Disebut saparan karena upacara ini dilaksanakan
pada bulan Sapar (Syafar), bulan kedua dalam kalender Hijriah (Islam).
Menurut cerita,
upacara Bekakak bermula dari sebuah musibah yang menimpa dua orang abdi dalem
(pegawai keraton) Sultan Hamengkubuwono I. Konon, sekitar 250 tahun yang lalu
saat Sultan HB I pindah dari pesanggrahan Ambarketawang ke keraton yang baru,
ada seorang abdi dalem penangsong Sultan HB yang tidak ikut pindah dan memeilih
untuk tetap tinggal di daerah Ambarketawang Gamping. Abdi dalem itu bernama Ki
Wirosuto. Bersama-sama dengan penduduk setempat, Ki Wirosuto menggali batu
kapur yang digunakan untuk membangun Keraton Yogyakarta. Namun usaha penggalian
kapur ini kerap menelan korban jiwa, termasuk Ki Wirosuto dan istrinya, Nyi
Wirosuto.
Melihat banyaknya
korban yang berjatuhan, termasuk abdi dalem kesayangannya, Sultah HB I pun
bertapa di kawasan Gunung Gamping untuk mencari petunjuk agar masalah itu dapat
teratasi. Dalam tapaannya, Sultan mendapat wisik dari setan Bekasakan penunggu
Gunung Gamping. Berhubung warga selalu menggali kapur di tempat itu, sebagai
gantinya setan-setan penunggu meminta sepasang pengantin untuk dikorbankan di
tempat itu. Jika hal tersebut tida dilaksanakanmaka penggali kapurlah yang akan
jadi tumbalnya.
Sultan
pun mengiyakan permintaan para penunggu Gunung Gamping. Namun, beliau
melakukannya dengan sebuah tipu muslihat. Pengantin yang dikorbankan bukanlah
pengantin sungguhan, melainkan boneka berbentuk pasangan pengantin bekakak yang
terbuat dari tepung ketan dan sirup gula merah. Pasangan pengantin bekakak
tersebut kemudian dikorbankan di Gunung Gamping. Ternyata tipuan itu berhasil.

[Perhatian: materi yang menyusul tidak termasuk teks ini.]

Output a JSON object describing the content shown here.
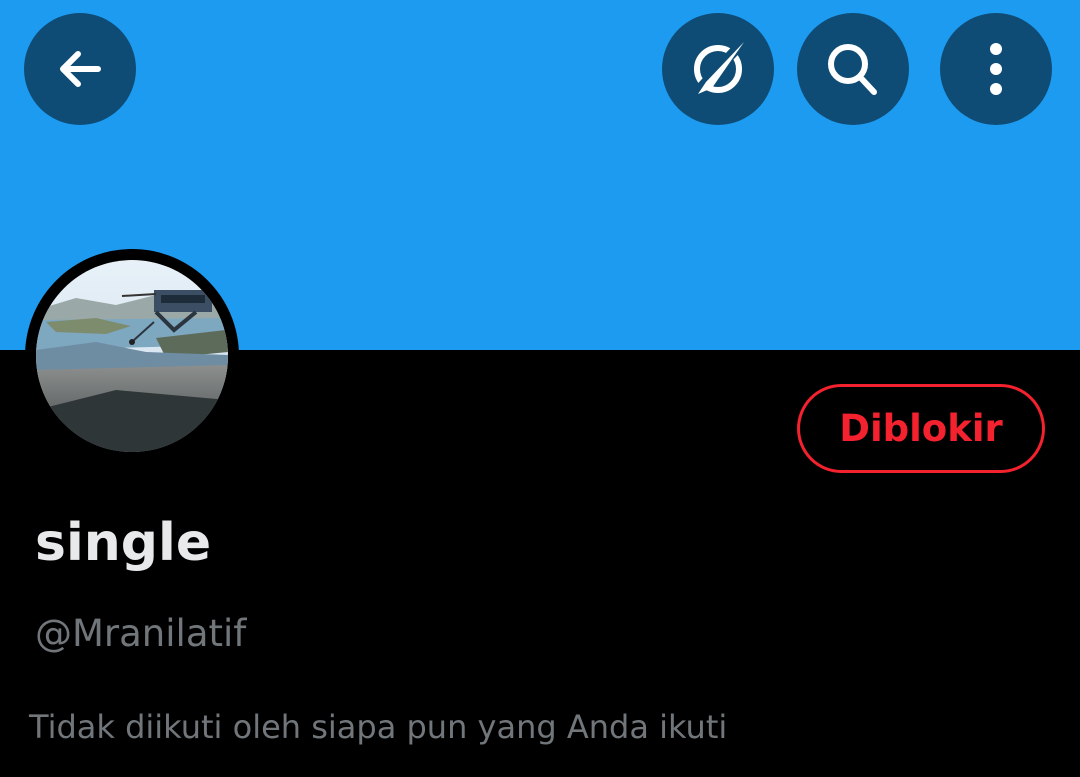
{
  "header": {
    "banner_color": "#1D9BF0",
    "icons": {
      "back": "arrow-left-icon",
      "discovery": "compass-slash-icon",
      "search": "search-icon",
      "more": "more-vertical-icon"
    }
  },
  "profile": {
    "display_name": "single",
    "handle": "@Mranilatif",
    "followers_note": "Tidak diikuti oleh siapa pun yang Anda ikuti",
    "blocked_label": "Diblokir",
    "blocked_color": "#F4212E"
  }
}
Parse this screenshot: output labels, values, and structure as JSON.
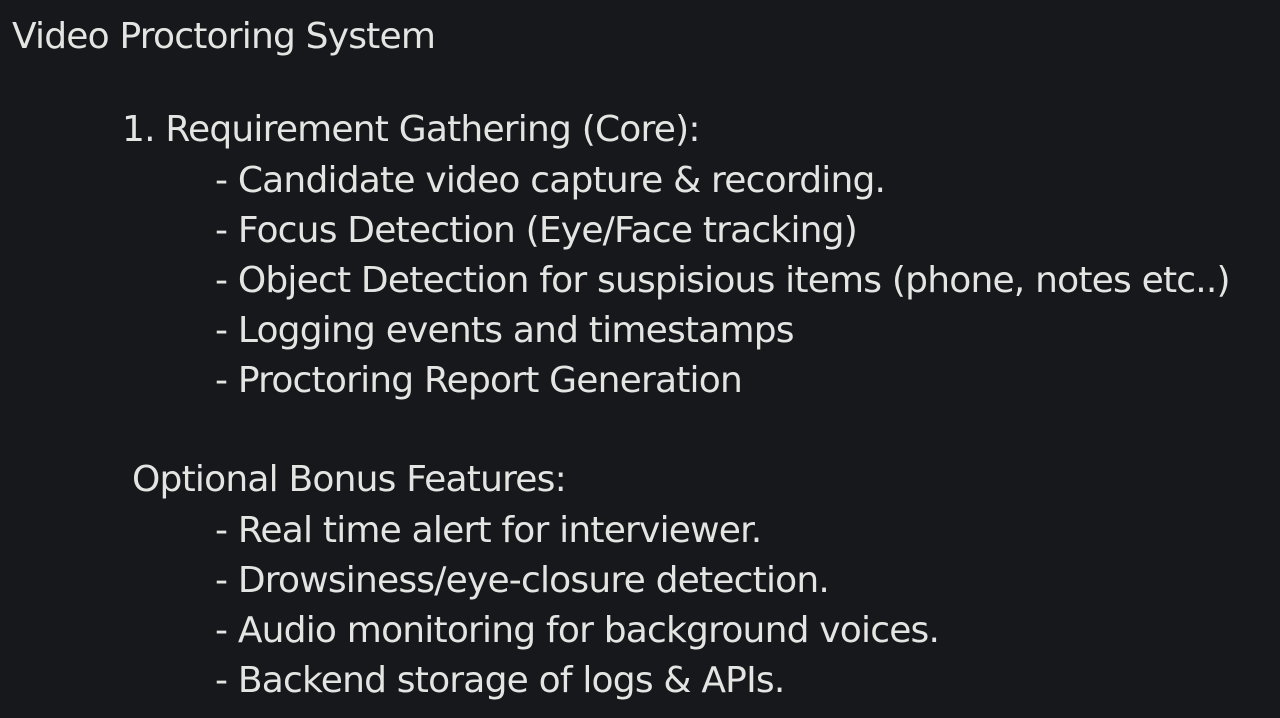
{
  "document": {
    "title": "Video Proctoring System"
  },
  "core_section": {
    "heading": "1. Requirement Gathering (Core):",
    "items": [
      "- Candidate video capture & recording.",
      "- Focus Detection (Eye/Face tracking)",
      "- Object Detection for suspisious items (phone, notes etc..)",
      "- Logging events and timestamps",
      "- Proctoring Report Generation"
    ]
  },
  "bonus_section": {
    "heading": "Optional Bonus Features:",
    "items": [
      "- Real time alert for interviewer.",
      "- Drowsiness/eye-closure detection.",
      "- Audio monitoring for background voices.",
      "- Backend storage of logs & APIs."
    ]
  },
  "colors": {
    "background": "#16181c",
    "text": "#e4e4e2"
  }
}
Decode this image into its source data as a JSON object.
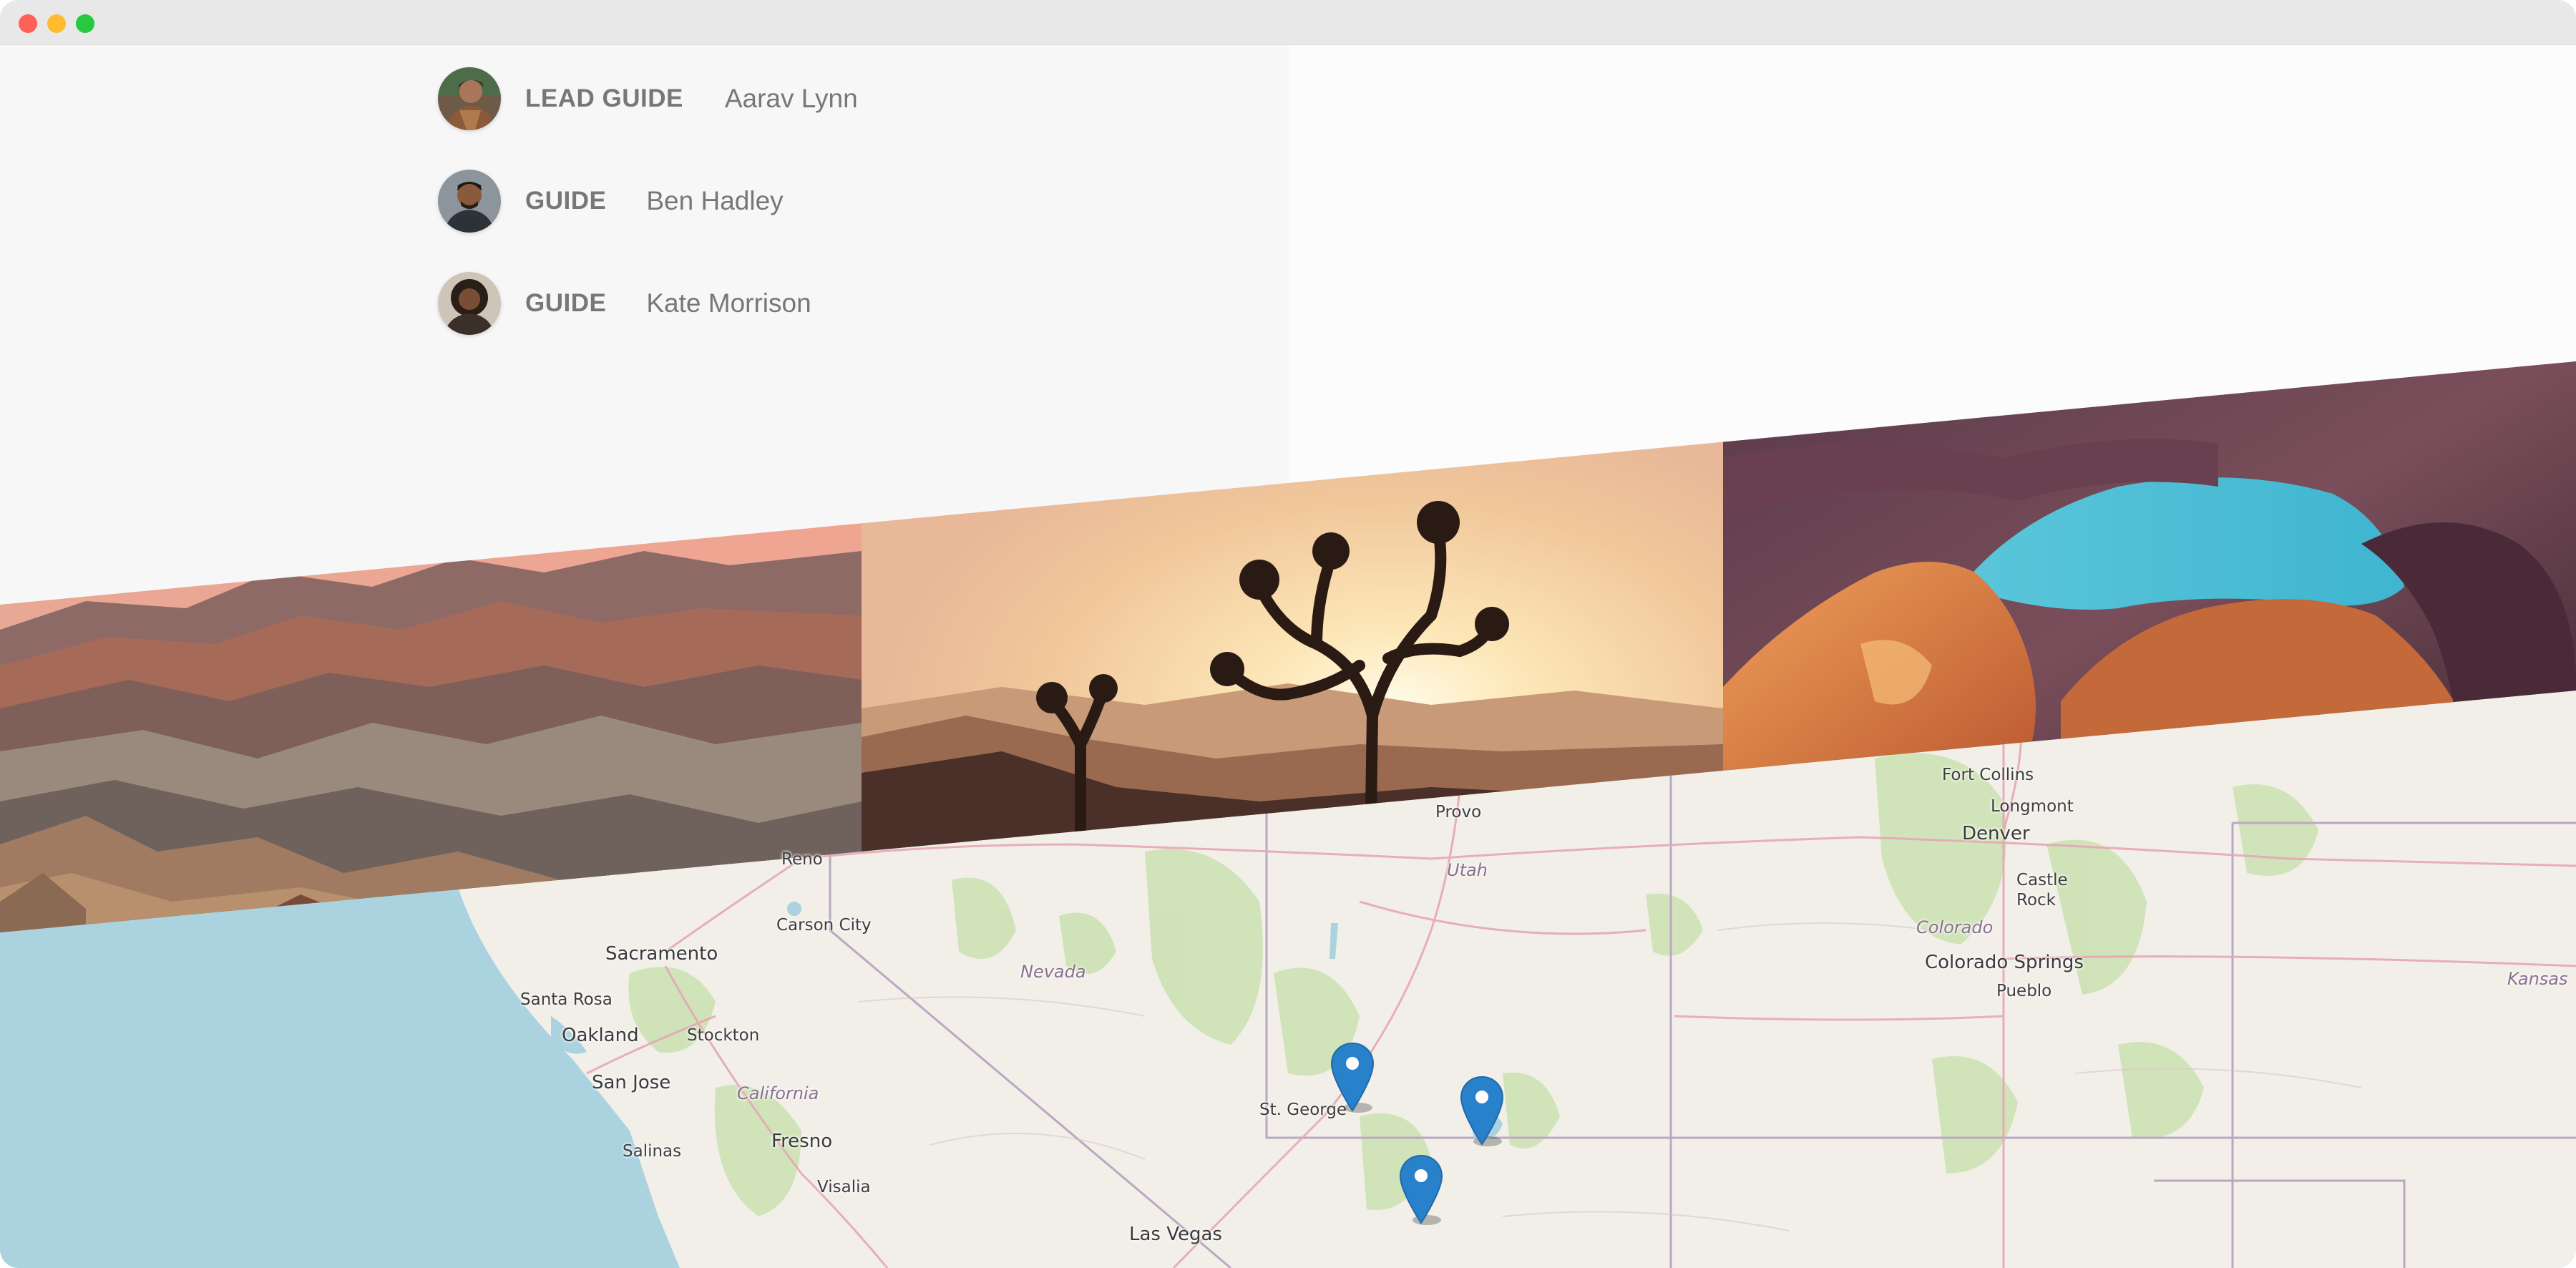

Sejak saat itu tradisi pengorbanan pengantin bekakak menjadi ritual yang rutin
dilaksanakan setiap tahun di Desa Ambarketawang.
Pada pelaksanannya, upacara adat ini memiliki beberapa keunikan. Misalnya dalam upacara ini ada dua pasang pengantin yang dibuat salah satu pasang dihias bergaya Solo dan yang lainnya dihias bergaya Yogyakarta. Nantinya, pengantin bekakak akan diarak menuju Gunung Gamping dan Gunung Kiling. Sebelum arak-arakan dimulai, akan terlebiih dahulu digelar pementasan fragmen “Prasetyaning Sang Abdi” yang menceritakan tentang kisah Ki Wirosuto. Setelah pementasan fragmen selesai, baru arak-arakan dimulai diikuti tiga buah joli yang berisi sesajan.
Pada pelaksanannya, upacara adat ini memiliki beberapa keunikan. Misalnya dalam upacara ini ada dua pasang pengantin yang dibuat salah satu pasang dihias bergaya Solo dan yang lainnya dihias bergaya Yogyakarta. Nantinya, pengantin bekakak akan diarak menuju Gunung Gamping dan Gunung Kiling. Sebelum arak-arakan dimulai, akan terlebiih dahulu digelar pementasan fragmen “Prasetyaning Sang Abdi” yang menceritakan tentang kisah Ki Wirosuto. Setelah pementasan fragmen selesai, baru arak-arakan dimulai diikuti tiga buah joli yang berisi sesajan.
Keunikan
lainnya akan muncul saat upacara ini berlangsung. Di tengah-tengah ritual,
biasanya akan muncul sekelompok anak yang berperab sebagai anak genderuwo.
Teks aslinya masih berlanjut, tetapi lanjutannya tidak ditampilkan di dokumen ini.